Reputation: 43
I have a simple index with one field which is an array of specialties. One record is
"specialties" : ["hand"]
and the other record is
"specialties" : ["hand","foot","eye"]
when i do the following query
GET test/_search/
{
"query": {
"term": {
"specialties": {
"value": "hand",
"boost": 1.0
}
}
}
}
i get
"hits" : [
{
"_index" : "test",
"_type" : "_doc",
"_id" : "XRrLTHUBX_caCRKF8MQI",
"_score" : 0.22920427,
"_source" : {
"specialties" : [
"hand"
]
}
},
{
"_index" : "test",
"_type" : "_doc",
"_id" : "XBrLTHUBX_caCRKFAsSM",
"_score" : 0.1513613,
"_source" : {
"specialties" : [
"hand",
"foot",
"eye"
]
}
}
]
My question is: what can I do to get both of these records scored the same when performing a query for "hand"?
Upvotes: 3
Views: 1159
Reputation: 16192
The score matches are not equal due to field normalization and to resolve your issue, you have to disable the norms on the field
Using the explain API, you will find that the score is not the same, for the match because of the dl
parameter i.e the length of the field.
The dl
parameter value is 3.0
for "specialties" : ["hand","foot","eye"]
and for "specialties" : ["hand"]
it is 1.0
. Therefore, the tf
score decreases for the second document (as dl
is present in the denomiator of formula).

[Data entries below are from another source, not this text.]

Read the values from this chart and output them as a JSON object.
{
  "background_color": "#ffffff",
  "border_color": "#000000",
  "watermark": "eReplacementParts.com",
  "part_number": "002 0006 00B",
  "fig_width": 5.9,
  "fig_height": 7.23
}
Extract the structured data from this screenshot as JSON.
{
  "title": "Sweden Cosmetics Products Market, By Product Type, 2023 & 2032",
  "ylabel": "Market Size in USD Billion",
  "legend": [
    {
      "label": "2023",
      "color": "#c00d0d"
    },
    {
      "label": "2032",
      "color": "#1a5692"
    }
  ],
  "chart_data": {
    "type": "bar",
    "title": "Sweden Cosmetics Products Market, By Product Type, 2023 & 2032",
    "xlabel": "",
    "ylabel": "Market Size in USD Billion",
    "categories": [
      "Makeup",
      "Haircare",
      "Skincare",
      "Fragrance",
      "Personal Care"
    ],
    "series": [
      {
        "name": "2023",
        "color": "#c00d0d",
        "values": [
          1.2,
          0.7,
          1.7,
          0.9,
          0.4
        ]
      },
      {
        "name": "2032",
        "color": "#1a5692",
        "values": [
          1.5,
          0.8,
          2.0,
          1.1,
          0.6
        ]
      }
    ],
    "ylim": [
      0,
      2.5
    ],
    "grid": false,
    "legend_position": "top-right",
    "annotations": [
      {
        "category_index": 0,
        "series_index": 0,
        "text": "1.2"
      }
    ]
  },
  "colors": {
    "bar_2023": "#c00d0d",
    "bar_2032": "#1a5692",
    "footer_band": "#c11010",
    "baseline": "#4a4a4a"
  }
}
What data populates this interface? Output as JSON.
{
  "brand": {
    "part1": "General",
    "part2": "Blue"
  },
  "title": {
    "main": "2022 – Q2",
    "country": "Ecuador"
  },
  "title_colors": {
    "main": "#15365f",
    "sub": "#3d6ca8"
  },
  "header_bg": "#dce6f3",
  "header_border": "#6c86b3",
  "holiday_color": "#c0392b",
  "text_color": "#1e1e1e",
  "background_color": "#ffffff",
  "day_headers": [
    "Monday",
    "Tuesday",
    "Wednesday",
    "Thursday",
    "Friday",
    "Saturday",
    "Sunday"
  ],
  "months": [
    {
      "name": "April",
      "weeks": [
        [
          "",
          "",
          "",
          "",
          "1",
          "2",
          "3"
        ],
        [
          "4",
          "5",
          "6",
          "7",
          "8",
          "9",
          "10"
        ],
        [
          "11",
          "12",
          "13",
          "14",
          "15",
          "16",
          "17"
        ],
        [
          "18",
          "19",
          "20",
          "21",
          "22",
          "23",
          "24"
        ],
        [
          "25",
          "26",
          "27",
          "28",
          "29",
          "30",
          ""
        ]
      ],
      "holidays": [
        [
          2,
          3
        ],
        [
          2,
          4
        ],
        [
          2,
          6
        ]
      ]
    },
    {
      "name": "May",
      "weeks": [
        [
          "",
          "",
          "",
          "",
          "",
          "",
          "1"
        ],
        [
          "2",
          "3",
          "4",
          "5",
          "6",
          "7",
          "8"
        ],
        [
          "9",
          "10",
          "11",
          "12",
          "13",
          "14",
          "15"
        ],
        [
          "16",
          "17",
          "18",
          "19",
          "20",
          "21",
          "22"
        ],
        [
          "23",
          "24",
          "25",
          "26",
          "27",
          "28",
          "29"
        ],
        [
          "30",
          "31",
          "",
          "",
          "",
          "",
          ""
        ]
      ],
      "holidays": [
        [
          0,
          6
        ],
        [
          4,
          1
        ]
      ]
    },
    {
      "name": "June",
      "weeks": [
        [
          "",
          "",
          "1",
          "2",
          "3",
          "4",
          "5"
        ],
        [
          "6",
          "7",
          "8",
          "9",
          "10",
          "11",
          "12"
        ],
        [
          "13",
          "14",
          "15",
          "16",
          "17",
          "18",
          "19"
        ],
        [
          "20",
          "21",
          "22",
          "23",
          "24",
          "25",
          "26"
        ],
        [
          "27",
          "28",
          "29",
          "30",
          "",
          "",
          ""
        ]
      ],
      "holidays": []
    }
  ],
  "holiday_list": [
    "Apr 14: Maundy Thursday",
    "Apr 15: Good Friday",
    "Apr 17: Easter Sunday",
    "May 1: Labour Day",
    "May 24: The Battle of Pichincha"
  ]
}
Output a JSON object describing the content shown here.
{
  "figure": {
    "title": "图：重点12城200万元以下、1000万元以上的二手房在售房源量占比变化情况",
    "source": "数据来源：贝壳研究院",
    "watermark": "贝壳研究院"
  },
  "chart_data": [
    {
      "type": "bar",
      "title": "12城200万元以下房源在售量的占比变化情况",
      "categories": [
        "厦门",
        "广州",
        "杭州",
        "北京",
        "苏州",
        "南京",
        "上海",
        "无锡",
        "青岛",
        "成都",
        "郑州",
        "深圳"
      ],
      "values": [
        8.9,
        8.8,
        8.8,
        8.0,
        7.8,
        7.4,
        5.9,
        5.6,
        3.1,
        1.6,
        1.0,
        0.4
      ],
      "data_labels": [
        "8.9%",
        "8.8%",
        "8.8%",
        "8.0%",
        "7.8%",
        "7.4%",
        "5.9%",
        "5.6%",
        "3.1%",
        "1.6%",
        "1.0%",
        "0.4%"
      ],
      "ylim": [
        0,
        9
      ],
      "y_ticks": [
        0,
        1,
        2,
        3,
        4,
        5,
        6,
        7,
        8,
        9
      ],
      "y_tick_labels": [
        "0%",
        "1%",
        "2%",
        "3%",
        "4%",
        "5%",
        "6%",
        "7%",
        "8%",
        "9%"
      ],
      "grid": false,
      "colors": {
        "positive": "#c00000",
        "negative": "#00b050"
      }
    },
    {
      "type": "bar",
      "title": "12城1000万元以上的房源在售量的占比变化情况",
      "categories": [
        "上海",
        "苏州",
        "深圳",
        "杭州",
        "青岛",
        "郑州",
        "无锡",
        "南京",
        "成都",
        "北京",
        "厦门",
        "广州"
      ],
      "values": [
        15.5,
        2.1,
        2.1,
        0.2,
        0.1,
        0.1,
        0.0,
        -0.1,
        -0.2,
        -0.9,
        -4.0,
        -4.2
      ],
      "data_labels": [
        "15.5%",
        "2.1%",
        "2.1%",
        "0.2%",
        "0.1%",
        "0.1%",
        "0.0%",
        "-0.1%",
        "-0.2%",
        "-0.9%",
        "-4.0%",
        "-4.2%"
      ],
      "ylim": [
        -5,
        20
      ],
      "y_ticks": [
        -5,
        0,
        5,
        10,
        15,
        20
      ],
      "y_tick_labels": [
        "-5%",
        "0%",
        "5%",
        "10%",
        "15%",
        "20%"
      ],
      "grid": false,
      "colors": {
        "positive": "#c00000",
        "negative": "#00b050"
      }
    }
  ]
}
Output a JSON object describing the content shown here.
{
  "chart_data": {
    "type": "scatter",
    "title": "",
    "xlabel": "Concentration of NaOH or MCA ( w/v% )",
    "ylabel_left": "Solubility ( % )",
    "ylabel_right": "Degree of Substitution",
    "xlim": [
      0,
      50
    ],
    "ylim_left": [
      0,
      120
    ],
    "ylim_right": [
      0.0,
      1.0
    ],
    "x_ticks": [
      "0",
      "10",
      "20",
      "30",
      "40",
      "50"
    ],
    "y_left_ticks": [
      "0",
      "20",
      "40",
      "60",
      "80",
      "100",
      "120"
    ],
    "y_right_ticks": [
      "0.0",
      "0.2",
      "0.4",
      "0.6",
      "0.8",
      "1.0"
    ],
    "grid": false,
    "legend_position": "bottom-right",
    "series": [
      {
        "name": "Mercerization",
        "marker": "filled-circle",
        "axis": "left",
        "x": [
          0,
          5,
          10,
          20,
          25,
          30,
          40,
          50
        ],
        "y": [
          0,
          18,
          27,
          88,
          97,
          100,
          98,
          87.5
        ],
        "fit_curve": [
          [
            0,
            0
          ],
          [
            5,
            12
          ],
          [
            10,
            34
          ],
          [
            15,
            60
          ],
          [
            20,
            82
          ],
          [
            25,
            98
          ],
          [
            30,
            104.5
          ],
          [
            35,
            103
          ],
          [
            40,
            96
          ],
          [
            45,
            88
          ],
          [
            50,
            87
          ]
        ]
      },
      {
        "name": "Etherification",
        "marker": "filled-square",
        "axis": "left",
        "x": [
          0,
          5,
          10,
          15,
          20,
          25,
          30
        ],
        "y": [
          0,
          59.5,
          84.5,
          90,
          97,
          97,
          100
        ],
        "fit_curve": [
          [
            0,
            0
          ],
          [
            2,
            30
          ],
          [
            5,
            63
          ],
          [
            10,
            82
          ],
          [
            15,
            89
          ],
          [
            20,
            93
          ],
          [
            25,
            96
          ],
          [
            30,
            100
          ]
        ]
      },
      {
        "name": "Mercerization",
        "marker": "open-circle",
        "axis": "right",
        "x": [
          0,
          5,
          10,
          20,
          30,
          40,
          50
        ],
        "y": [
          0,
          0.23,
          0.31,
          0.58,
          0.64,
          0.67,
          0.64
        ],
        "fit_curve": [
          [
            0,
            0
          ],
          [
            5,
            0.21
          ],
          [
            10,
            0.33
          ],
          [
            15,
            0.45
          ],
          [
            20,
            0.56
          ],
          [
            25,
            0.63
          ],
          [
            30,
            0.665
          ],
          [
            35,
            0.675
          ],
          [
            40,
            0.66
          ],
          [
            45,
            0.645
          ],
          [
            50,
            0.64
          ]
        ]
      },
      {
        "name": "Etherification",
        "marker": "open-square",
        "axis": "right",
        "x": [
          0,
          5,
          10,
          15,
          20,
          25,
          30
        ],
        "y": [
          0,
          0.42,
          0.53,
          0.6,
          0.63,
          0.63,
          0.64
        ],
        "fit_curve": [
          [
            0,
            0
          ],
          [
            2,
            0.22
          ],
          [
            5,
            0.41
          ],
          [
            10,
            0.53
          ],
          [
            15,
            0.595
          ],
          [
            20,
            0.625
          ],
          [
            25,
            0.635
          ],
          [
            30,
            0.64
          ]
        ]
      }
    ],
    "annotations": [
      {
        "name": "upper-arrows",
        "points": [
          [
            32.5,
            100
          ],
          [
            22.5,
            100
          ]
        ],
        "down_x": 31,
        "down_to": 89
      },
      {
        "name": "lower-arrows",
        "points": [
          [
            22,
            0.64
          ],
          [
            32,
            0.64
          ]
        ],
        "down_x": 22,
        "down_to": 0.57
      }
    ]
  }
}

Due to which the final score (which is calculated by boost * idf * tf
), also decreases for the second document.
{
"description": "tf, computed as freq / (freq + k1 * (1 - b + b * dl / avgdl)) from:",
"details": [
{
"value": 1.0,
"description": "freq, occurrences of term within document",
"details": []
},
{
"value": 1.2,
"description": "k1, term saturation parameter",
"details": []
},
{
"value": 0.75,
"description": "b, length normalization parameter",
"details": []
},
{
"value": 3.0,
"description": "dl, length of field",
"details": []
},
{
"value": 2.0,
"description": "avgdl, average length of field",
"details": []
}
]
}
If you want elasticsearch to score exact matches equally regardless of field length, then you need to disable norms on specialities
field.
Adding a working example with index mapping, index data (used same as that given in question) search query, and search result
Index Mapping:
{
"mappings": {
"properties": {
"specialties": {
"type": "text",
"norms": false
}
}
}
}
Search Query:
{
"query": {
"term": {
"specialties": {
"value": "hand",
"boost": 1.0
}
}
}
}
Search Result:
"hits": [
{
"_index": "64471434",
"_type": "_doc",
"_id": "2",
"_score": 0.22920428,
"_source": {
"specialties": [
"hand",
"foot",
"eye"
]
}
},
{
"_index": "64471434",
"_type": "_doc",
"_id": "1",
"_score": 0.22920428,
"_source": {
"specialties": [
"hand"
]
}
}
]
Update 1:
If the use case is just to match the result based on the condition (and scoring is not important), then you can go with a constant score query or use bool filter
{
"query": {
"constant_score": {
"filter": {
"term": { "specialties": "hand" }
}
}
}
}
Upvotes: 2